Confession is non-negotiable, repentance is non-negotiable, and here’s the third essential, and then I’m going to be done. I’m going to beat the clock. It’s faith. I recognize that, because the big problems are inside of me and not outside of me, repentance and confession are counterintuitive. They’re not my natural responses to life. I then recognize that I need help because I’m not attracted to confession and I’m not attracted to repentance. Let’s be honest.

I mean, when someone points out a sin, weakness, or failure, be honest, what’s your response? Do you say, “Thank you. I’m glad you did that. Do that more for me. This is a wonderful redemptive moment”? Or do you activate your inner lawyer and begin to defend yourself? Your ears get red and your voice raises.

Confession and repentance drives me to the cross of the Lord Jesus Christ. I say, “I can’t do this. I need help.” And I begin to embrace that Jesus didn’t just die for my past, and he didn’t just die for my future; he died for my here and now. He died for these difficult moments where I have to face the ugliness of my own heart and the call to live in a dramatically different way. We had better start believing in the now-ism of the gospel of the Lord Jesus Christ. The gospel is not just an entrance and not just an exit. There’s a now-ism of the gospel. He has already given me everything I need for life and godliness (2 Peter 1:3).

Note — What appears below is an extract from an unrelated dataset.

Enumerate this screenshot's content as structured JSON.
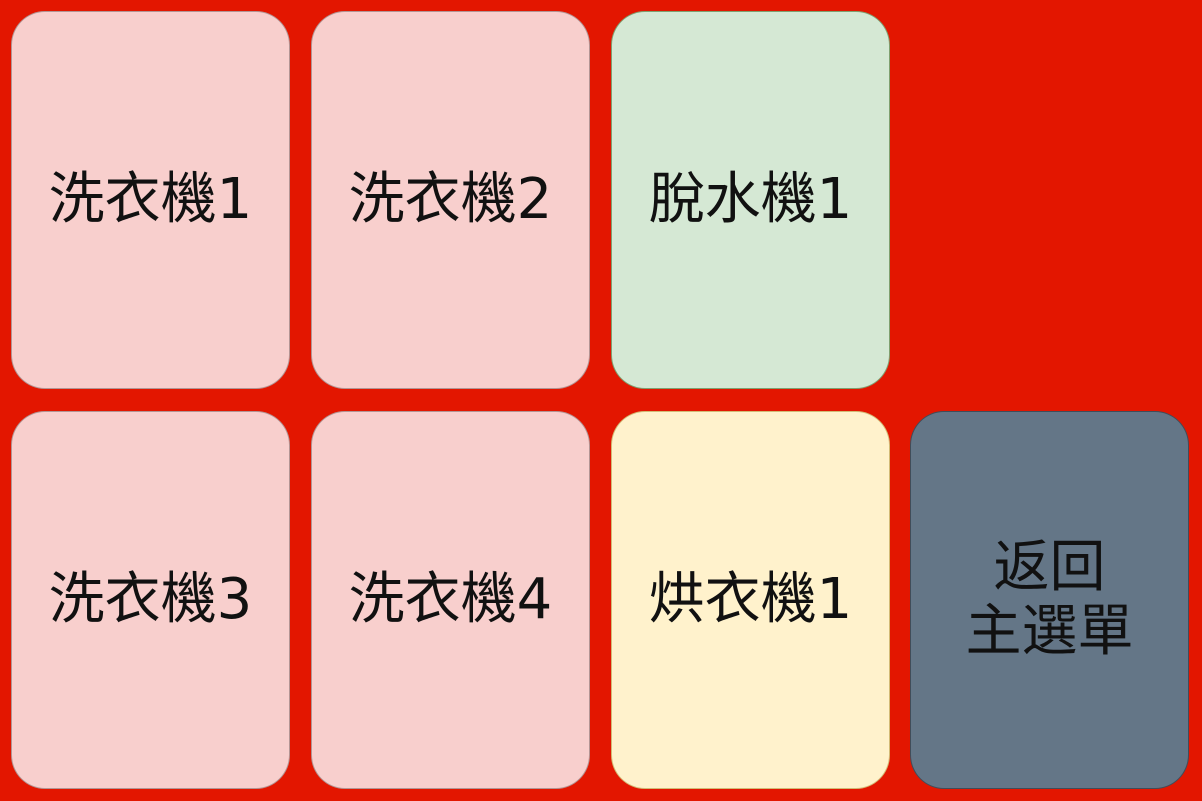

Why does Peter use those two words? Because he knows his audience. If Peter would’ve said, “He has given me everything for life,” it would be very easy for us to add a word, eternal life. And we would say, “Isn’t it wonderful that he’s given me everything I need for eternal life?” Well, that’s true, but that just doesn’t happen to be Peter’s topic. He has given me everything I need for godliness. What is godliness? It’s a God-honoring life between the time I come to Christ and the time I go home to be with him.

This is the road of lasting change. It’s very simple, but it drives you to the glorious grace of the Lord Jesus Christ. Confession, repentance, and faith — there simply is no other way. God bless.